Buenos Dias, Seguimos En Guerra @ Zurich Film Festival

Christina Ruloff - „Wir Armen verlieren immer.“ Guatemalas Bevölkerung wird von Banden und der organisierten Kriminalität gleichermassen terrorisiert, von der Justiz im Stich gelassen und weiss sich bestenfalls mit Selbstjustiz zu helfen. Anita Blumers Dokumentarfilm schildert und analysiert ...

„Wir Armen verlieren immer.“ Guatemalas Bevölkerung wird von Banden und der organisierten Kriminalität gleichermassen terrorisiert, von der Justiz im Stich gelassen und weiss sich bestenfalls mit Selbstjustiz zu helfen. Anita Blumers Dokumentarfilm schildert und analysiert die Lage auf prägnante Weise und schafft damit ein wichtiges Zeitdokument.

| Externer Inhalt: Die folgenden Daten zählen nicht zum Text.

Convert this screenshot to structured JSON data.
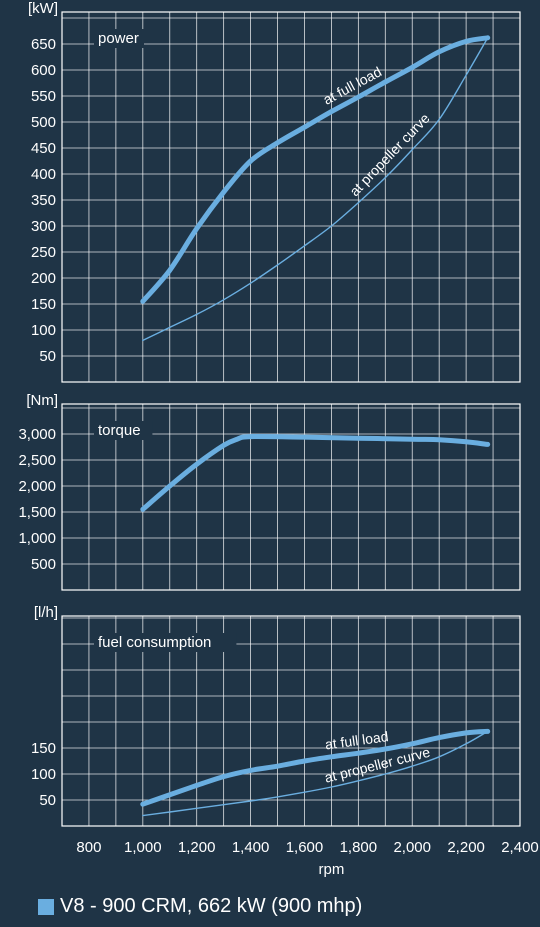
{
  "chart_data": {
    "type": "line",
    "xlabel": "rpm",
    "x_ticks": [
      "800",
      "1,000",
      "1,200",
      "1,400",
      "1,600",
      "1,800",
      "2,000",
      "2,200",
      "2,400"
    ],
    "xlim": [
      700,
      2400
    ],
    "legend": {
      "label": "V8 - 900 CRM, 662 kW (900 mhp)",
      "color": "#6aaee0"
    },
    "panels": [
      {
        "id": "power",
        "title": "power",
        "unit": "[kW]",
        "ylim": [
          0,
          700
        ],
        "y_ticks": [
          "50",
          "100",
          "150",
          "200",
          "250",
          "300",
          "350",
          "400",
          "450",
          "500",
          "550",
          "600",
          "650"
        ],
        "y_tick_values": [
          50,
          100,
          150,
          200,
          250,
          300,
          350,
          400,
          450,
          500,
          550,
          600,
          650
        ],
        "series": [
          {
            "name": "at full load",
            "weight": "thick",
            "x": [
              1000,
              1100,
              1200,
              1300,
              1400,
              1500,
              1600,
              1700,
              1800,
              1900,
              2000,
              2100,
              2200,
              2280
            ],
            "y": [
              155,
              215,
              295,
              365,
              425,
              460,
              490,
              520,
              548,
              577,
              605,
              635,
              655,
              662
            ]
          },
          {
            "name": "at propeller curve",
            "weight": "thin",
            "x": [
              1000,
              1100,
              1200,
              1300,
              1400,
              1500,
              1600,
              1700,
              1800,
              1900,
              2000,
              2100,
              2200,
              2280
            ],
            "y": [
              80,
              105,
              130,
              158,
              190,
              225,
              262,
              300,
              345,
              393,
              447,
              505,
              590,
              662
            ]
          }
        ]
      },
      {
        "id": "torque",
        "title": "torque",
        "unit": "[Nm]",
        "ylim": [
          0,
          3300
        ],
        "y_ticks": [
          "500",
          "1,000",
          "1,500",
          "2,000",
          "2,500",
          "3,000"
        ],
        "y_tick_values": [
          500,
          1000,
          1500,
          2000,
          2500,
          3000
        ],
        "series": [
          {
            "name": "",
            "weight": "thick",
            "x": [
              1000,
              1100,
              1200,
              1300,
              1350,
              1400,
              1600,
              1800,
              2000,
              2100,
              2200,
              2280
            ],
            "y": [
              1550,
              2000,
              2420,
              2780,
              2900,
              2950,
              2940,
              2920,
              2900,
              2890,
              2850,
              2800
            ]
          }
        ]
      },
      {
        "id": "fuel",
        "title": "fuel consumption",
        "unit": "[l/h]",
        "ylim": [
          0,
          200
        ],
        "y_ticks": [
          "50",
          "100",
          "150"
        ],
        "y_tick_values": [
          50,
          100,
          150
        ],
        "series": [
          {
            "name": "at full load",
            "weight": "thick",
            "x": [
              1000,
              1100,
              1200,
              1300,
              1400,
              1500,
              1600,
              1700,
              1800,
              1900,
              2000,
              2100,
              2200,
              2280
            ],
            "y": [
              42,
              60,
              78,
              95,
              107,
              115,
              125,
              133,
              140,
              148,
              158,
              170,
              179,
              182
            ]
          },
          {
            "name": "at propeller curve",
            "weight": "thin",
            "x": [
              1000,
              1100,
              1200,
              1300,
              1400,
              1500,
              1600,
              1700,
              1800,
              1900,
              2000,
              2100,
              2200,
              2280
            ],
            "y": [
              20,
              27,
              34,
              41,
              48,
              56,
              65,
              75,
              87,
              100,
              115,
              133,
              158,
              182
            ]
          }
        ]
      }
    ]
  },
  "colors": {
    "background": "#1f3446",
    "grid": "#ffffff",
    "curve": "#6aaee0",
    "text": "#ffffff"
  }
}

Blumer rollt Guatemalas Situation anhand eines Schicksals auf, das als stellvertretend für unzählige andere gelten darf: Die achtjährige Michelle verschwindet in ihrem eigenen Dorf, als sie ihr Heim verlässt, um den einen Block entfernten Bücherladen aufzusuchen: Sie möchte Geschenkpapier kaufen, um eine Karte für ihren aus Amerika zurückkehrenden Vater einzupacken. Die ganze Dorfbevölkerung, Freunde, Nachbarn, Verwandte starten eine frenetische Suchaktion. Tags darauf finden sie am Strassenrand ausserhalb des Dorfes die Leiche des Mädchens: Ihr Schädel wurde eingeschlagen, sie wurde vergewaltigt, ihr Körper wurde von Hunden zerfetzt. Die vermeintlich Schuldigen – entfernte Bekannte, die das Kind mit Versprechungen in eine Falle gelockt und entführt haben – sind schnell gefunden, werden an den nächsten Baum gestellt und angezündet. Denn an die staatliche Justiz, an Recht und ihre Gerechtigkeit glaubt sowieso niemand. Tatsächlich kommen die Auftraggeber, die den Entführerinnen 4000 Doller bezahlt haben, ungeschoren davon. Sie gehören der örtlichen Oberschicht an, und haben nicht nur Michelles Familie, sondern auch alle für die Gerichtsverhandlung wesentlichen Zeugen mit Drohungen eingeschüchtert. Die belastenden Blutproben sind auf mysteriöse Weise verschwunden...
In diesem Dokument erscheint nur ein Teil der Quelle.